Challenge: Since the introduction of mobile technology in data collection and management e.g. use of table, the idea of near-real-time monitoring was born through use of CATI (computer assisted telephone interviewing) methods such as mVAM and others, but never has it been real like now after COVID-19 created barriers to the traditional data collection methods. This opportunity created by the pandemic should be extended beyond data colleciton using CATI to developing scientifically accepted methods on the use of remotely collected data e.g. sampling, in order to have acceptable evidence that informs policy. One of the challenges that remotely collected data face (mainly from academia) is mainly around representativeness and sampling.

Use case: In countries such as Yemen where traditional data collection is often a challenge due to conflict, the opportunity created is an acceptance by majority of stakeholders to expand the use of CATI methods in key informant interviews (KII) e.g. market price monitoring, agriculture extension services, desert locust monitoring and agriculture input survey as well as household food security and livelihood surveys. Such interviews are providing higher frequency data used to monitor the impact of the pandemic and can dynamically be adopted to new stressors and shocks as they emerge. Therefore, the use of remote data collection has a dual advantage in conflict countries i.e. high frequency data collection (although sample may be smaller – challenge stated above) and agility to monitor new shocks as they emerge.

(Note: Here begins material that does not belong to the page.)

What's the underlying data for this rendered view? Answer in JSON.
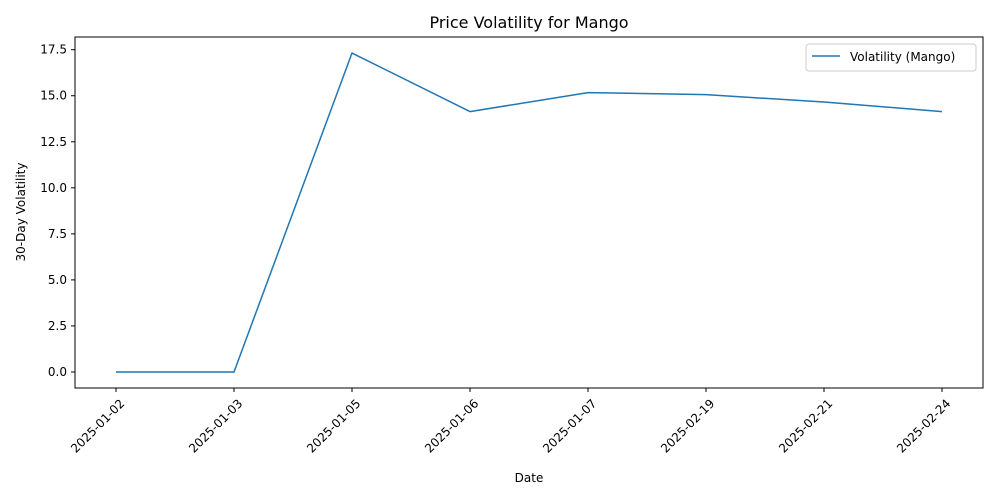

Design: Real-time monitoring systems should be designed in a simple and easy to use methods in order to be useful and easily adopted in the country. As mentioned above, the main challenge remains the extent to which analyses generated from such systems can be generalized to inform policy and other decision making. Unlike in development work where time is not a major factor, in humanitarian context time is of essence and quick turnaround from data collection to decision-making can mean life or death for large populations. Therefore, in such context, real-time monitoring should be designed in a way that allows, as much as possible, generalization that are solid and trust-worthy in as much as the statistical requirements of randomly selected sample are not fully met. In Yemen, due to lack of a sampling frame of telephone numbers, the current remote data collection utilizes information form past beneficiaries and using that list as a sampling frame, a small sample is selected for interviews.